The second project, run by Katarzyna Wolanik Boström and Magnus Öhlander, is called “Polish and Swedish doctors in Swedish health care: A study of occupational cultures”. The project is empirically based on narrative interviews and focuses on physicians that move to work in another country for shorter or longer periods. Some of the interviewed Polish doctors have worked in several countries and most of them seem to look upon Sweden as their final destination. The main research question is about why well-educated, highly skilled professionals leave their country of origin to work abroad and what happens when they make use of their skills and competence in another organizational framework and cultural context. The project is formally ended. Wolanik Boström and Öhlander have written about cultural frictions and the skill of mobile everyday ethnography, that is a way of learning enough about a new workplace to be “culturally passable” and to perform the professional role. Further they have analyzed what happens when symbolic capital (exams, cultural and social capital etc.) moves between health care settings in different countries. This could be understood as the devaluation of capital resulting in the process of deskilling – reskilling and the negotiation of professionalism and status.
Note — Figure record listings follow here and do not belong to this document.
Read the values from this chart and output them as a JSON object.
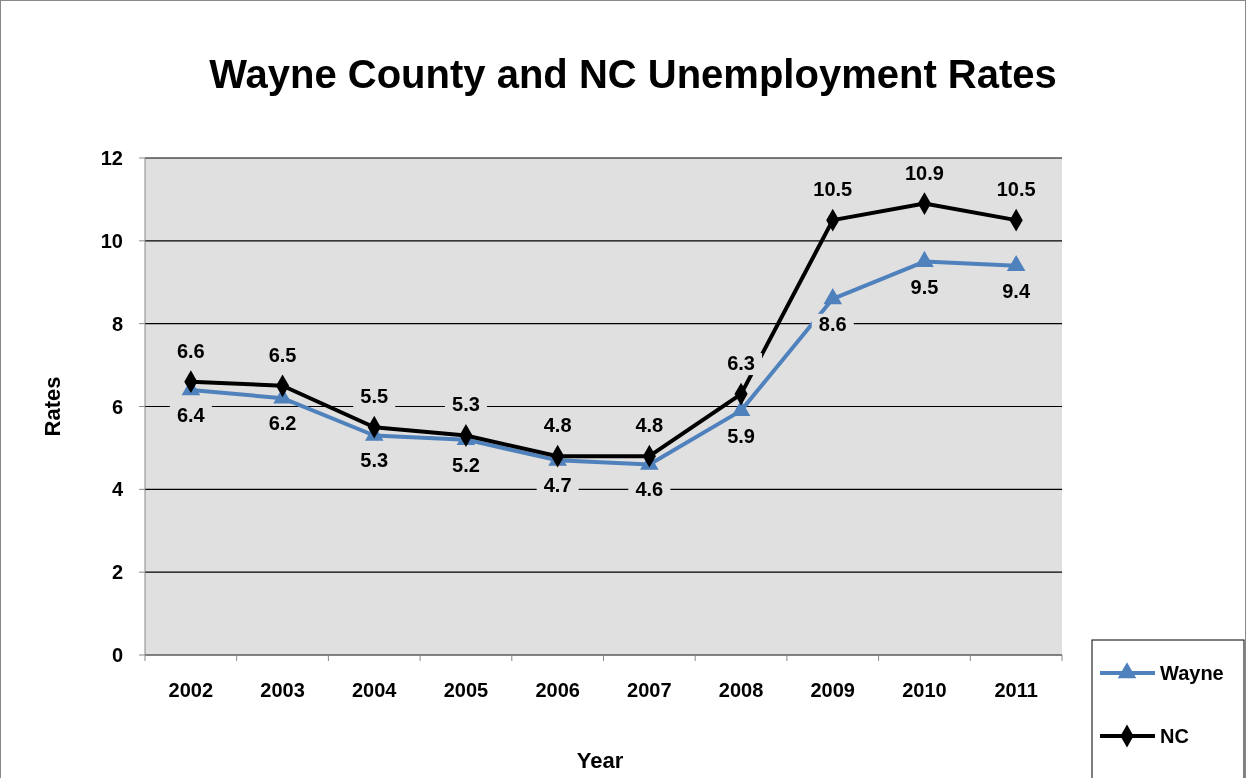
{
  "chart_data": {
    "type": "line",
    "title": "Wayne County and NC Unemployment Rates",
    "xlabel": "Year",
    "ylabel": "Rates",
    "categories": [
      "2002",
      "2003",
      "2004",
      "2005",
      "2006",
      "2007",
      "2008",
      "2009",
      "2010",
      "2011"
    ],
    "series": [
      {
        "name": "Wayne",
        "color": "#4f81bd",
        "marker": "triangle",
        "values": [
          6.4,
          6.2,
          5.3,
          5.2,
          4.7,
          4.6,
          5.9,
          8.6,
          9.5,
          9.4
        ]
      },
      {
        "name": "NC",
        "color": "#000000",
        "marker": "diamond",
        "values": [
          6.6,
          6.5,
          5.5,
          5.3,
          4.8,
          4.8,
          6.3,
          10.5,
          10.9,
          10.5
        ]
      }
    ],
    "ylim": [
      0,
      12
    ],
    "yticks": [
      0,
      2,
      4,
      6,
      8,
      10,
      12
    ],
    "grid": "y",
    "legend": "bottom right",
    "data_labels": true
  }
}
“Swedish Highly Skilled International ‘Returners’ in the Medical Field: A cultural analysis of transnational experiences, transfer of knowledge and skills” is the title of the third project. Researchers in the project are Pettersson, Wolanik Boström and Öhlander. It is based on interviews with three categories in the medical field: (i) medical biologists, who are depended on international mobility for successful research; (ii) specialist physicians, involved in research and/or clinical practice, for whom mobility is supposed to enhance both; and (iii) specialised physicians working as volunteers for international organisations, gaining skills on effective work under difficult circumstances and with limited resources. The aim is to describe and analyse incentives to move abroad, experiences of living and working in another country, and what happens when they return, e.g. the returners’ possibilities to apply and implement the newly gained professional knowledge and experiences at Swedish working places.

Helena Pettersson (helena.pettersson@umu.se); Associate Professor in Ethnology, Umeå University. Pettersson’s research has during the past years focused on academic mobility among physicists, medical professionals and life scientists and has conducted fieldwork in various laboratory environments.

Katarzyna Wolanik Boström (katarzyna.wolanik.bostrom@umu.se); PhD in Ethnology, Umeå University. She has done research on highly skilled professionals, occupational cultures, status, narrativity, intersectionality, and family stories.

Magnus Öhlander (magnus.ohlander@etnologi.su.se); professor of European Ethnology, Stockholm University; has done research in different fields, for instance about elderly care, ideas about racism in Swedish public debate, and notions about immigrants as patients in health care. He has written about culture theory and ethnographic methods.